300 years later, Egyptian chemist Zosimos of Panopios synthesized the soap making process to widely popularize it in many different countries. By the 8th century, the Arab intellectual Jabir Ibn Hayyan had summarized the use of soap for bathing.

In the 18th century, the use of soap for bathing became popular. In 1971, Nicolas Leblanc - a French chemist found a way to extract soda from table salt. Also during this time, Louis Paster announced the causes and solutions to reduce the spread of disease by maintaining good personal hygiene.

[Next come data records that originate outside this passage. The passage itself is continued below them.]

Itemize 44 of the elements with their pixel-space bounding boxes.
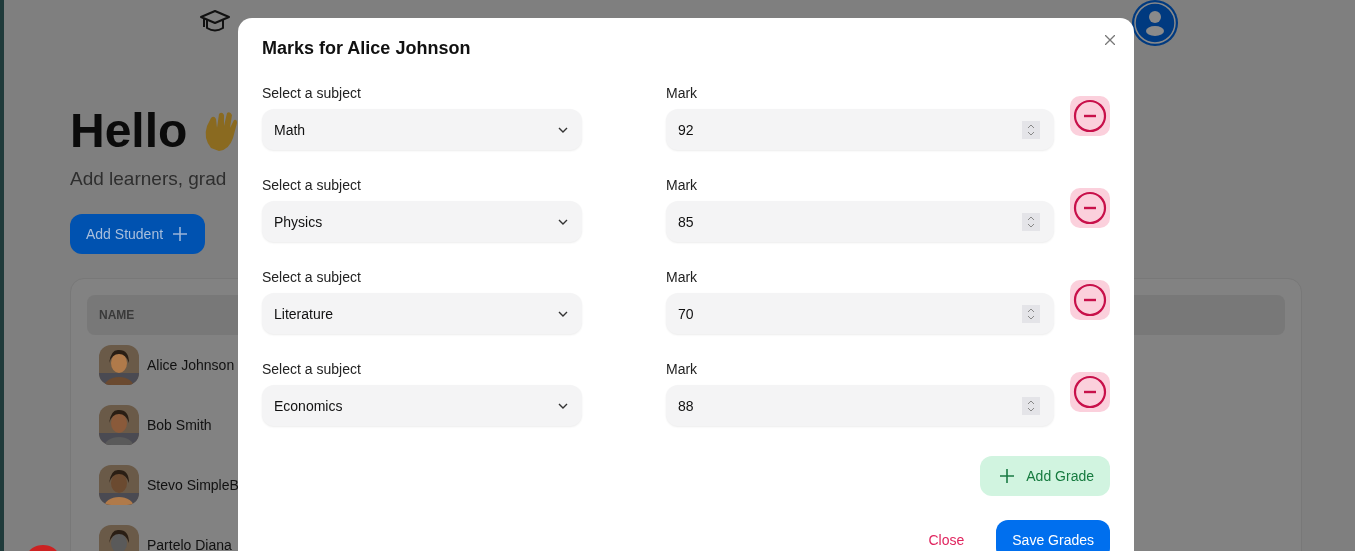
close-icon[interactable] bbox=[1103, 33, 1117, 47]
close-button[interactable]: Close bbox=[912, 522, 981, 551]
subject-select[interactable]: Physics bbox=[262, 201, 582, 242]
spinner-icon[interactable] bbox=[1022, 396, 1040, 415]
spinner-icon[interactable] bbox=[1022, 212, 1040, 231]
mark-input[interactable]: 92 bbox=[666, 109, 1054, 150]
field-label: Select a subject bbox=[262, 361, 362, 377]
field-label: Select a subject bbox=[262, 177, 362, 193]
remove-grade-button[interactable] bbox=[1070, 280, 1110, 320]
page-heading: Hello bbox=[70, 102, 188, 158]
chevron-down-icon bbox=[558, 126, 568, 133]
plus-icon bbox=[173, 227, 188, 241]
chevron-down-icon bbox=[558, 402, 568, 409]
field-label: Select a subject bbox=[262, 85, 362, 101]
remove-grade-button[interactable] bbox=[1070, 188, 1110, 228]
spinner-icon[interactable] bbox=[1022, 120, 1040, 139]
field-label: Select a subject bbox=[262, 269, 362, 285]
field-label: Mark bbox=[666, 85, 699, 101]
dialog-title: Marks for Alice Johnson bbox=[262, 38, 472, 59]
spinner-icon[interactable] bbox=[1022, 304, 1040, 323]
remove-grade-button[interactable] bbox=[1070, 372, 1110, 412]
user-avatar-icon[interactable] bbox=[1131, 0, 1179, 47]
field-label: Mark bbox=[666, 177, 699, 193]
plus-icon bbox=[1000, 469, 1015, 483]
mark-input[interactable]: 88 bbox=[666, 385, 1054, 426]
subject-select[interactable]: Economics bbox=[262, 385, 582, 426]
subject-select[interactable]: Literature bbox=[262, 293, 582, 334]
add-grade-button[interactable]: Add Grade bbox=[980, 456, 1110, 496]
mark-input[interactable]: 85 bbox=[666, 201, 1054, 242]
page-subtitle: Add learners, grad bbox=[70, 168, 227, 190]
student-name: Bob Smith bbox=[147, 417, 212, 433]
chevron-down-icon bbox=[558, 310, 568, 317]
field-label: Mark bbox=[666, 269, 699, 285]
mark-input[interactable]: 70 bbox=[666, 293, 1054, 334]
student-name: Stevo SimpleB bbox=[147, 477, 239, 493]
subject-select[interactable]: Math bbox=[262, 109, 582, 150]
student-name: Alice Johnson bbox=[147, 357, 235, 373]
column-header: NAME bbox=[99, 308, 135, 322]
field-label: Mark bbox=[666, 361, 699, 377]
remove-grade-button[interactable] bbox=[1070, 96, 1110, 136]
save-grades-button[interactable]: Save Grades bbox=[996, 520, 1110, 551]
add-student-button[interactable]: Add Student bbox=[70, 214, 206, 254]
student-name: Partelo Diana bbox=[147, 537, 232, 551]
chevron-down-icon bbox=[558, 218, 568, 225]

In the 19th century, soap production was a key economic industry in the United States. American farmers make homemade soap from salvaged wood ash combined with fat after slaughtering pigs. World War I increased the need for soap. But the war also made soap scarce and not produced enough for demand. Also from that scarcity, German chemists created new soaps from synthetic substances from petroleum.

In 1952 - the period after the Japanese war, food poisoning and dysentery increased sharply due to poor sanitary conditions. From there, Mr. Shota Saraya created antibacterial liquid soap.